E.g. on a 4GB VM, the following will SIGABRT after attempting to allocate 8GB for the hash.
jellyfish count -C -m 24 -s 2G -g input.gen -o db.jf
Outcome
Jellyfish will fault with a SIGABRT, however the child process tree pertaining to the generators will become orphaned and subsequently adopted by systemd.
Console error.
terminate called after throwing an instance of 'jellyfish::large_hash::array_base<jellyfish::mer_dna_ns::mer_base_static<unsigned long, 0>, unsigned long, atomic::gcc, jellyfish::large_hash::unbounded_array<jellyfish::mer_dna_ns::mer_base_static<unsigned long, 0>, unsigned long, atomic::gcc, allocators::mmap> >::ErrorAllocation'
what(): Failed to allocate 8000000000 bytes of memory
For a single threaded generator, this leaves behind the following proceses, where PID 1775 is systemd.
UID PID PPID C STIME TTY TIME CMD
ubuntu 20020 20010 0 01:14 pts/0 00:00:05 zsh
ubuntu 52084 1775 0 12:32 pts/0 00:00:00 jellyfish count -C -m 24 -s 2G -g input.gen -o db.jf
ubuntu 52085 52084 0 12:32 pts/0 00:00:00 jellyfish count -C -m 24 -s 2G -g input.gen -o db.jf
ubuntu 52153 20020 0 12:34 pts/0 00:00:00 ps -f
Solution
Looking at the code, count_main.cc sets up a sigaction for SIGTERM. Adding an identical sigaction for SIGABRT results in one of these orphans being cleaned up but not both.

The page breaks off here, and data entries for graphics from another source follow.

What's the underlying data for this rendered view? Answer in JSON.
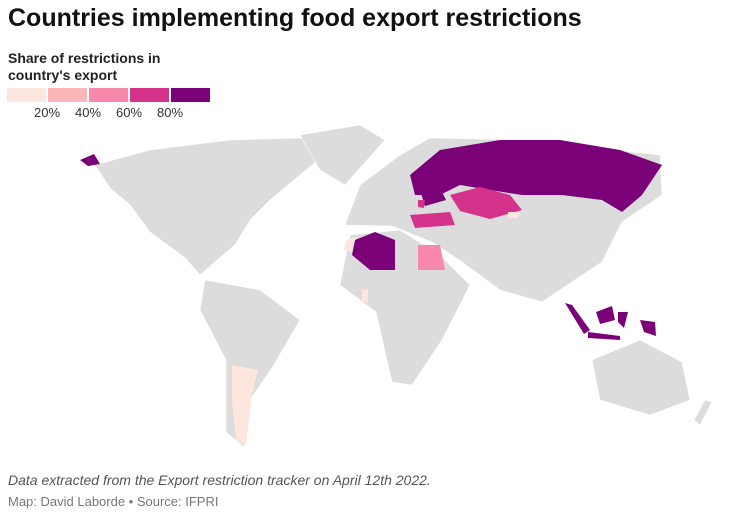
{
  "title": "Countries implementing food export restrictions",
  "legend": {
    "title": "Share of restrictions in country's export",
    "colors": [
      "#fde6de",
      "#fbb7b8",
      "#f888ab",
      "#d5328b",
      "#7a0177"
    ],
    "ticks": [
      "20%",
      "40%",
      "60%",
      "80%"
    ]
  },
  "no_data_color": "#dcdcdc",
  "note": "Data extracted from the Export restriction tracker on April 12th 2022.",
  "source": "Map: David Laborde • Source: IFPRI"
}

It looks like someone more conversant with your codebase could improve this to properly clean up the generator_manager.
E.g.
UID PID PPID C STIME TTY TIME CMD
ubuntu 20020 20010 0 01:14 pts/0 00:00:05 zsh
ubuntu 52893 1775 0 12:58 pts/0 00:00:00 .local/bin/jellyfish count -C -m 24 -s 2G -g input.gen -o db.jf
ubuntu 52899 20020 0 12:58 pts/0 00:00:00 ps -f
I found that prctl could be used in Linux to enable clean-up of children when their parent process dies, but I later learned that this system function is not available under OSX.

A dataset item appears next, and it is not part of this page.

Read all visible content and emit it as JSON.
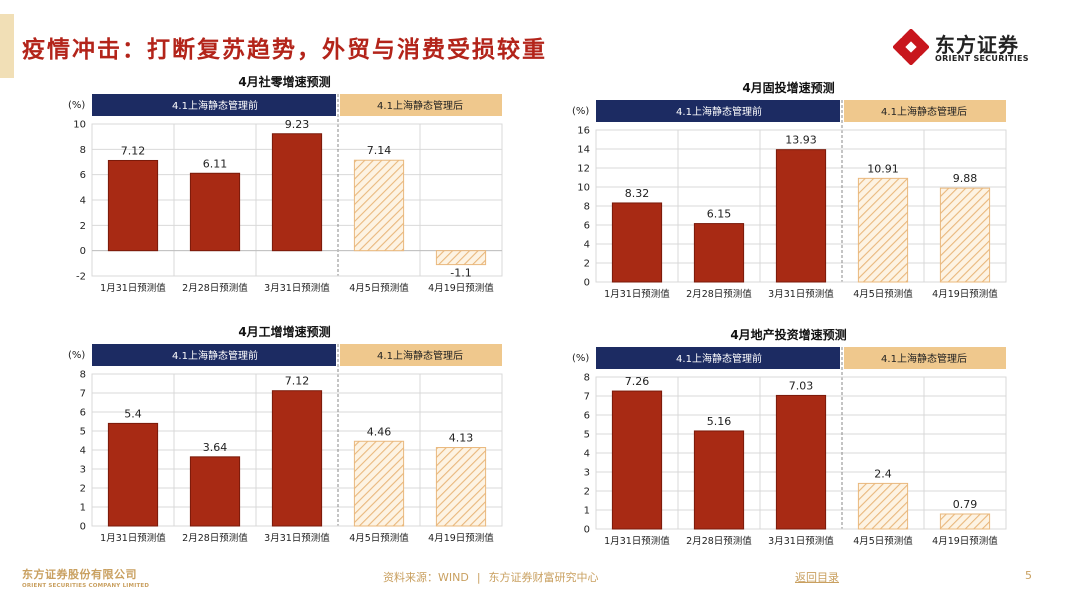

Out of curiosity I took to OSX to see if I could reproduce the problem there. In testing on a non-virtual Mac with 32GB of physical memory and default swap of 11G, I found that I could not cause the allocation error even with a hash size of 2000G.
Therefore I suppose this error mode is unlikely and more a product of a tiny 4GB virtual machine.
I have made a fork of the codebase if you wish to see the small change to use prctl. Perhaps there is a means of doing this in OSX, but in my search I could not find any discussions.